Você já deve ter se perguntado sobre as maneiras mais efetivas para compreender volumes cada vez maiores de conhecimentos, não se perguntou?

Atualmente um profissional deve dominar quantidades de conhecimento muito maiores do que há 50 anos e, considerando que nosso aparato biológico é idêntico ao de meio século atrás, também é óbvio que os processos de ensino-aprendizagem daquela época são inadequados para os dias de hoje.

Então, como devemos ensinar hoje? E como devemos aprender atualmente para termos os melhores resultados? Foi à procura de respostas a esses questionamentos que conclui um Mestrado em EPT (Educação Profissional e Tecnológica).

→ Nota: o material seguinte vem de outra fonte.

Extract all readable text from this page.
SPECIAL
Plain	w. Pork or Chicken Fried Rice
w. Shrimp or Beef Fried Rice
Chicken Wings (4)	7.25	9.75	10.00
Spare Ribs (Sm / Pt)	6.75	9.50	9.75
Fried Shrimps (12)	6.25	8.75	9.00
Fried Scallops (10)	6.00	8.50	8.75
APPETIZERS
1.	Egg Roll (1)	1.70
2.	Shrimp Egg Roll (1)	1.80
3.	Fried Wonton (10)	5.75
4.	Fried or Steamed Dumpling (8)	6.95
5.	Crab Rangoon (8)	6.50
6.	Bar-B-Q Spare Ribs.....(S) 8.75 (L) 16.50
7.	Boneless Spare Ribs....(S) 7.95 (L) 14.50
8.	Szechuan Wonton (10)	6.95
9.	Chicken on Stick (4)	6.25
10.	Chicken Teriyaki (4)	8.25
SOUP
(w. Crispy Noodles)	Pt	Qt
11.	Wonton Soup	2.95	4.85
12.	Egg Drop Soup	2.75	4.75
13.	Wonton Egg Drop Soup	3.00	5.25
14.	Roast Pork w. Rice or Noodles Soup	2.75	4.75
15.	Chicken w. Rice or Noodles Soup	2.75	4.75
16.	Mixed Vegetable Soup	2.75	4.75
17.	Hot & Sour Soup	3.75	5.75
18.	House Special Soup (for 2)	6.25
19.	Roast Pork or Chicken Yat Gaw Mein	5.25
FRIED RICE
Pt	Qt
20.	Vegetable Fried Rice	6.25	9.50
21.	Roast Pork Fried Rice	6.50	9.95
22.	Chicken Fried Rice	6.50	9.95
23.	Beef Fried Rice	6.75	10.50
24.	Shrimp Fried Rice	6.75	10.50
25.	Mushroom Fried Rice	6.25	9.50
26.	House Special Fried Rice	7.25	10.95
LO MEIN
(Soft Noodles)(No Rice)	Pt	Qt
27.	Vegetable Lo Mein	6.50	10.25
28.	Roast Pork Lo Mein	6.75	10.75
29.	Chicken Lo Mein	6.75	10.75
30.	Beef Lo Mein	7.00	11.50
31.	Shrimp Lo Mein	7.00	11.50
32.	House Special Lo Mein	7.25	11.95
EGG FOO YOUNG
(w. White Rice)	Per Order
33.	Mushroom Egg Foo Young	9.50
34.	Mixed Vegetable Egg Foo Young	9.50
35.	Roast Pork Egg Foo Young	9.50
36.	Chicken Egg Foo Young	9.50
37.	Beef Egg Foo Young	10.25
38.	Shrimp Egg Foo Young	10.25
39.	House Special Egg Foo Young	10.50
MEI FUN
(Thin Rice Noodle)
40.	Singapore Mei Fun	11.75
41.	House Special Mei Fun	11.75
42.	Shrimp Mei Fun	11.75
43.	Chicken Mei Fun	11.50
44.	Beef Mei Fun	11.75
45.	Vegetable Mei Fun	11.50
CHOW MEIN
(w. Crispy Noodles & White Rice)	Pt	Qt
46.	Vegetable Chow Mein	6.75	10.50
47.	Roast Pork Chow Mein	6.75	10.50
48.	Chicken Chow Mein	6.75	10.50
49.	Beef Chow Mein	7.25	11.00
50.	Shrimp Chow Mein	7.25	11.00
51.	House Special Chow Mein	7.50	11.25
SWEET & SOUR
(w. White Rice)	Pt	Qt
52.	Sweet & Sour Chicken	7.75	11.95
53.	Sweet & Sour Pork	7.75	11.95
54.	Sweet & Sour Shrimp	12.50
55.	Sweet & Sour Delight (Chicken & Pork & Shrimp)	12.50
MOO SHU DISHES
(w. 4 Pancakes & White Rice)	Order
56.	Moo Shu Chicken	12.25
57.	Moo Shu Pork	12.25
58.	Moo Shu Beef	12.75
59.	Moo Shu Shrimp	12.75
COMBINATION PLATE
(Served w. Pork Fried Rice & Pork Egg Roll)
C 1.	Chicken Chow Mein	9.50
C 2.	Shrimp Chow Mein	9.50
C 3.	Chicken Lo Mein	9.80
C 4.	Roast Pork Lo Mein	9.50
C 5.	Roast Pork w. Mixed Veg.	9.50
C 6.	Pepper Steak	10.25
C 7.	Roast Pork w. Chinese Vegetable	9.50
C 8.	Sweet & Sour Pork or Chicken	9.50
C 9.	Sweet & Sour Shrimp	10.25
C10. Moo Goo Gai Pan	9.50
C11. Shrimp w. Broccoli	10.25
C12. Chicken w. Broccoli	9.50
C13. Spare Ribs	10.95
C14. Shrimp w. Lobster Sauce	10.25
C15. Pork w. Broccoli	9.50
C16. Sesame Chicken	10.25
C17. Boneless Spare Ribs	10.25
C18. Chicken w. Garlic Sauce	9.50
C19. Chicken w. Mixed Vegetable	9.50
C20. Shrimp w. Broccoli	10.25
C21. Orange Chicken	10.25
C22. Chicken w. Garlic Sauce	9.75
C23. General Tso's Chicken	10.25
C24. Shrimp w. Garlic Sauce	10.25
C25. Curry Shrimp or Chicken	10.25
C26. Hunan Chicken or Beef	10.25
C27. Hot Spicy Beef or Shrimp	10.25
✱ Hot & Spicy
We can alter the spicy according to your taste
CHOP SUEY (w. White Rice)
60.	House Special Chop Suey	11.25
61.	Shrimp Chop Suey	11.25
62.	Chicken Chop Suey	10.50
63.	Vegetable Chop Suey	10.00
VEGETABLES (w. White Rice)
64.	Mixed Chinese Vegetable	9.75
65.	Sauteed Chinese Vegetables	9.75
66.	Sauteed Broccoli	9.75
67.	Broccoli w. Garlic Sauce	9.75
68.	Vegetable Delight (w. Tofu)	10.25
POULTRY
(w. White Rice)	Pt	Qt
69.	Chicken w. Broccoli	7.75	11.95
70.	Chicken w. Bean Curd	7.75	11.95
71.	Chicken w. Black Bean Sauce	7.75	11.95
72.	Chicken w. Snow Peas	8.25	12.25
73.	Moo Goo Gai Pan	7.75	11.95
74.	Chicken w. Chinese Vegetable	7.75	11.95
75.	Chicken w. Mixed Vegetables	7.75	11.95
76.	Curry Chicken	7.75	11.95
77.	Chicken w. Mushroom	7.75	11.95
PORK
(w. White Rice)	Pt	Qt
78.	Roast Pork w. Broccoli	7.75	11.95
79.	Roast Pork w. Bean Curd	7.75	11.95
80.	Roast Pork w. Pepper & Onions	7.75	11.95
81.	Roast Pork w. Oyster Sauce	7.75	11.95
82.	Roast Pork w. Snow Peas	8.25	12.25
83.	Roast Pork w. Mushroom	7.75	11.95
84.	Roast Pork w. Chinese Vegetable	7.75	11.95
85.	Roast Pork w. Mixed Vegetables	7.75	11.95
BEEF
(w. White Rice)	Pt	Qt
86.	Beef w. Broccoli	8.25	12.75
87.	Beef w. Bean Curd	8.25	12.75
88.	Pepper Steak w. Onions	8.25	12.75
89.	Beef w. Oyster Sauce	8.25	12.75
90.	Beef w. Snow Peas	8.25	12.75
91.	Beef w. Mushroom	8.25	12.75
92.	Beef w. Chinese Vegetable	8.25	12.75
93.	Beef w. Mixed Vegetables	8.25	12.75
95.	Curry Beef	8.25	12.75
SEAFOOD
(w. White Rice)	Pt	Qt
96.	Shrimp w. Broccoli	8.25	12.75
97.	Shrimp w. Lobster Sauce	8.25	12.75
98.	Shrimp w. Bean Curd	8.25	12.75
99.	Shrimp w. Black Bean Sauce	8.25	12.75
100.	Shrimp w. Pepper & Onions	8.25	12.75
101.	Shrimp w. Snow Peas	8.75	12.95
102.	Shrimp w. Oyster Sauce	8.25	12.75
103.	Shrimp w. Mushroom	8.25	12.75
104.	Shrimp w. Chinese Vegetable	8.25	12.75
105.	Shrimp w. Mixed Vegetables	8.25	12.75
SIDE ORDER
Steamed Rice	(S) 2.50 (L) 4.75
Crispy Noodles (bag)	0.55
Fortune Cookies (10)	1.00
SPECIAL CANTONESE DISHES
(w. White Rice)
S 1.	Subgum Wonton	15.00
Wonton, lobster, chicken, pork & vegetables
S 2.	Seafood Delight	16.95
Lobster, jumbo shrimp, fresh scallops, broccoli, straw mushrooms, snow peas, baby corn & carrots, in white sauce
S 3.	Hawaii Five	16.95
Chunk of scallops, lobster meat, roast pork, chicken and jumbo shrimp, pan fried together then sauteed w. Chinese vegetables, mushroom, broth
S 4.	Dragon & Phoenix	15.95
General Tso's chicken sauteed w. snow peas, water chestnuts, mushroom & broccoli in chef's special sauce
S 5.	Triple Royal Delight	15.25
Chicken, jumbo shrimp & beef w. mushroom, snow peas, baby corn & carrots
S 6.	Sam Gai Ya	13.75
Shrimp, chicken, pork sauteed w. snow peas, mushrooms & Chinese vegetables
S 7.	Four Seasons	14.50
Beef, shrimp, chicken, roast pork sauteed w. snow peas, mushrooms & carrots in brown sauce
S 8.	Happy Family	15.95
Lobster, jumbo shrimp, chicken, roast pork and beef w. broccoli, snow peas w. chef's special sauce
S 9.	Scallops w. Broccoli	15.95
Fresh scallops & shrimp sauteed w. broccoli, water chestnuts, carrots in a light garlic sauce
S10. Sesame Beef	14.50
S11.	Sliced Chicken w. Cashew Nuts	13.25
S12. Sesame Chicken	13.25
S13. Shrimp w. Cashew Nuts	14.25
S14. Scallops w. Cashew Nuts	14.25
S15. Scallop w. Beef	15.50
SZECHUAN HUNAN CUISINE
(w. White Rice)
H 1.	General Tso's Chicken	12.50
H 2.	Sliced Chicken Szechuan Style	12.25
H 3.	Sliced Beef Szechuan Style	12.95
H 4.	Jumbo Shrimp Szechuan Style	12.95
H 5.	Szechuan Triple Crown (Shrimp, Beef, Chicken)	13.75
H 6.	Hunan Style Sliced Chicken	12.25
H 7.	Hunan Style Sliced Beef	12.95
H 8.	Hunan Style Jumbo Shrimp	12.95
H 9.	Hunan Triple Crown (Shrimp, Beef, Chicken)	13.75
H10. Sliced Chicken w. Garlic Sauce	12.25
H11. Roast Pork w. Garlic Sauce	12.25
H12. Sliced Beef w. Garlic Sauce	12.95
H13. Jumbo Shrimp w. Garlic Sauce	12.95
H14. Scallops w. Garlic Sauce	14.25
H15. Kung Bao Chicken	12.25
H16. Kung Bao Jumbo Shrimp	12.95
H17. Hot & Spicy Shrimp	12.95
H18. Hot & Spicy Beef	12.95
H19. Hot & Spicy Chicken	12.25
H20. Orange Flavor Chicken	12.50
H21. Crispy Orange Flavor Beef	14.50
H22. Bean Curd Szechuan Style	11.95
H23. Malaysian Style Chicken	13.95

Tipos de Conhecimentos para Aprender

Conhecimentos Factuais

Entre outras informações aprendi que os conhecimentos são categorizados em: 1) Factuais 2) Conceituais (Conceitos e Princípios) 3) Procedimentais e 4) Atitudinais. Cada uma dessas categorias exigindo a aplicação de recursos distintos por parte dos alunos. Por exemplo, conhecimentos factuais exigem recursos de memorização, mas mesmo nesse caso a memorização não deve se dar sobre os fatos brutos. Aqui os mnemônicos, muito usados em cursinhos pré-vestibular, têm um importante papel como gatilhos (triggers) para que se chegue à informação completa. (Exs.: 1) Mnemônico dos Nomes dos Planetas; 2) Mnemônico dos Meses do Ano; e 3) Mnemônico da Tabuada do 9). Desta forma, através de informações simplificadas, chegamos a informação completa. É a metáfora de “conectar os pontos” que Steve Jobs usava quando se referia ao conhecimento.

Mnemônico dos Meses do Ano - Aprender

Meses do Ano

Conhecimentos Conceituais

O segundo caso, de conhecimentos conceituais, trata-se de definições de termos, considerando toda a complexidade de inter-relações envolvidas. O importante aqui é que o estudante consiga explicar (descrever) o conceito (ou princípio) com suas próprias palavras. Este tipo de conhecimento é sempre precário (provisório), uma vez que, invariavelmente, há possibilidade de aprofundamento.

O professor Antoni Zabala cita que escolas de referência na Espanha fazem com que os alunos respondam formalmente em um lado da folha e respondam, com suas próprias palavras, do outro lado da folha nas avaliações. Este método serve para verificar se o aluno realmente entendeu o conceito ou apenas memorizou o mesmo. Continue lendo este artigo e você descobrirá a importância de responder “com suas próprias palavras” para construir o “seu conhecimento”.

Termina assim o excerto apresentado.